Indeed, for some the sculpture is more of an insult to Ball, who was born in Jamestown, a western New York city that shares its border with Celoron, where she lived with her mother as a small child. Buffalo News art critic

“Despite the fact that the statue bears almost no resemblance to its subject — despite the fact that its deranged grimace and jagged teeth inspire more dread than reverence — tour buses still stop at the park. People still pose for pictures with their arm around Lucy,” he wrote in a column over the weekend. “And Celoron residents are still proud of their village’s role in the life of the First Lady of Comedy, even if some of them privately wish that the statue commemorating her would be struck by lightning.”

The creepy cast has been a local conversation piece for years, but it grabbed national attention late last week when Jamestown’s Post-Journal reported on a community desperate to raise funds to fix it.

The sculptor, Poulin, has created more than 120 commissioned public sculptures, including many public collections in Jamestown such as a Veterans War memorial and a monument to the Underground Railroad. His work is “life size and cast bronze,” according to his Web site.

Poulin said he started the statue several years ago as a “private endeavor” for two people who had supported him early in his career. The couple then donated it for the memorial park.

“I understand if the community is upset and had suggested years ago they remove the sculpture so as not to continue to anger people,” he wrote. “It puzzles me when an art work is donated to a community, they accept it, and then get angry and insist you redo the art work at your own expense. To create a life-size bronze is a very time consuming and expensive endeavor.

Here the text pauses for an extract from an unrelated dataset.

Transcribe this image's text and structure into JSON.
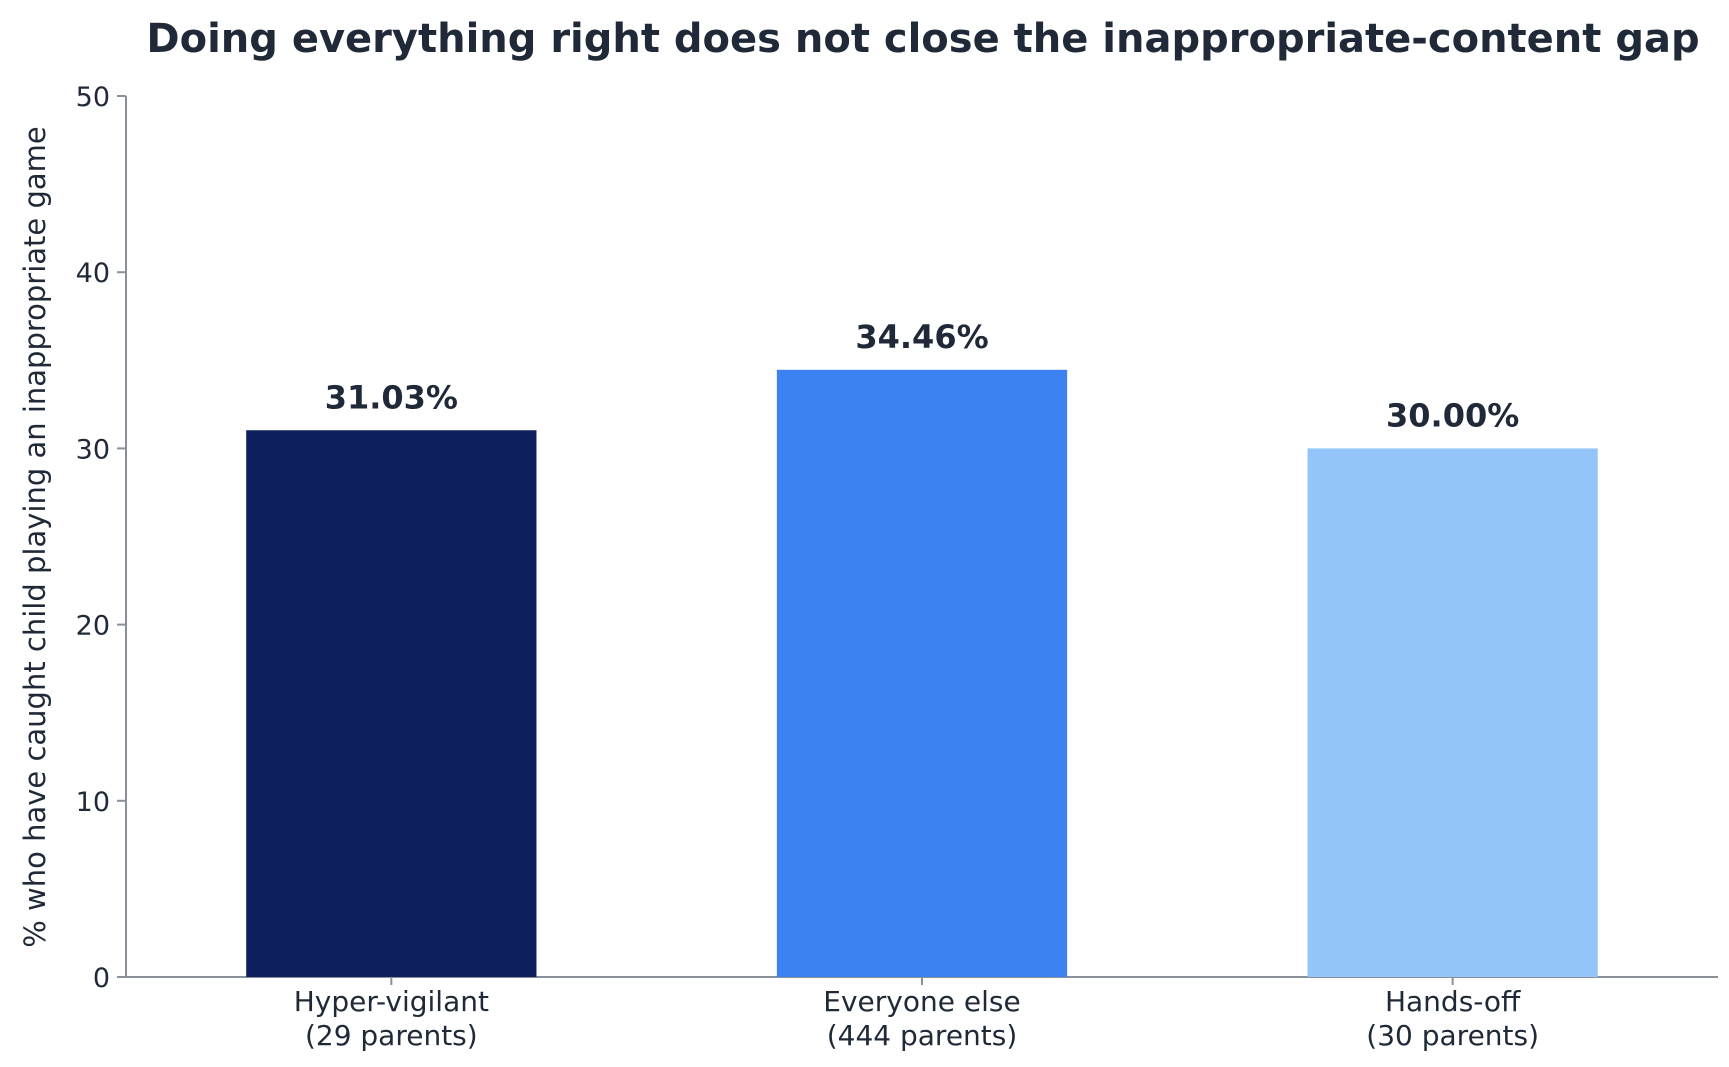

“I am willing to put my time and money into redoing the Lucy sculpture and feel confident after ten years I can do a much better job. I only wish I moved more quickly in making the situation right.”

[Somebody installed a bust of Edward Snowden in a Brooklyn park]

Celoron Mayor Scott Schrecengost told the Post-Journal he has spoken with Poulin over the years about redoing the statue but the artist wanted $8,000 to $10,000. He said he got other estimates of about $5,000, though the price was still too steep from the small community, and he didn’t want to tap into taxpayer funds. “We’d like to work with the original sculptor, and wish he would stand behind his work enough to step up and fix it for free,” he said.

Over the weekend, the story hit a national audience. Columnists wrote about it. Critics complained about it. And artists started splicing the statue’s head onto old stills from the “I Love Lucy” show and posting them online for laughs.

The town “has been talking about chopping the head off this statue and putting on a new head,” the Facebook group’s creator said in a post. “That would turn this monster into a true Frankenstein! You can see that even with a new face … and even if they get the face right … the body is as horrible.”

On Monday, Poulin wrote a letter to the Hollywood Reporter, saying he had just returned home after spending time with his family and was “a bit surprised to the extent of all the news” pertaining to his Lucille Ball sculpture.

“Unfortunately, at the point in my life when I created the Lucille Ball sculpture, now over ten years ago, I came up short, and was not able to rise to the challenge,” he wrote. “Over the years, I have felt blessed to have inspired and touched the lives of thousands of people who do enjoy my other works, and am heartsick at the feelings that have been evoked as a result of the Celeron [sic] Lucy.”

Poulin said he will be contacting the Celoron community and offer to remove the old statue and replace it with a new one that honors America’s “first lady of comedy.”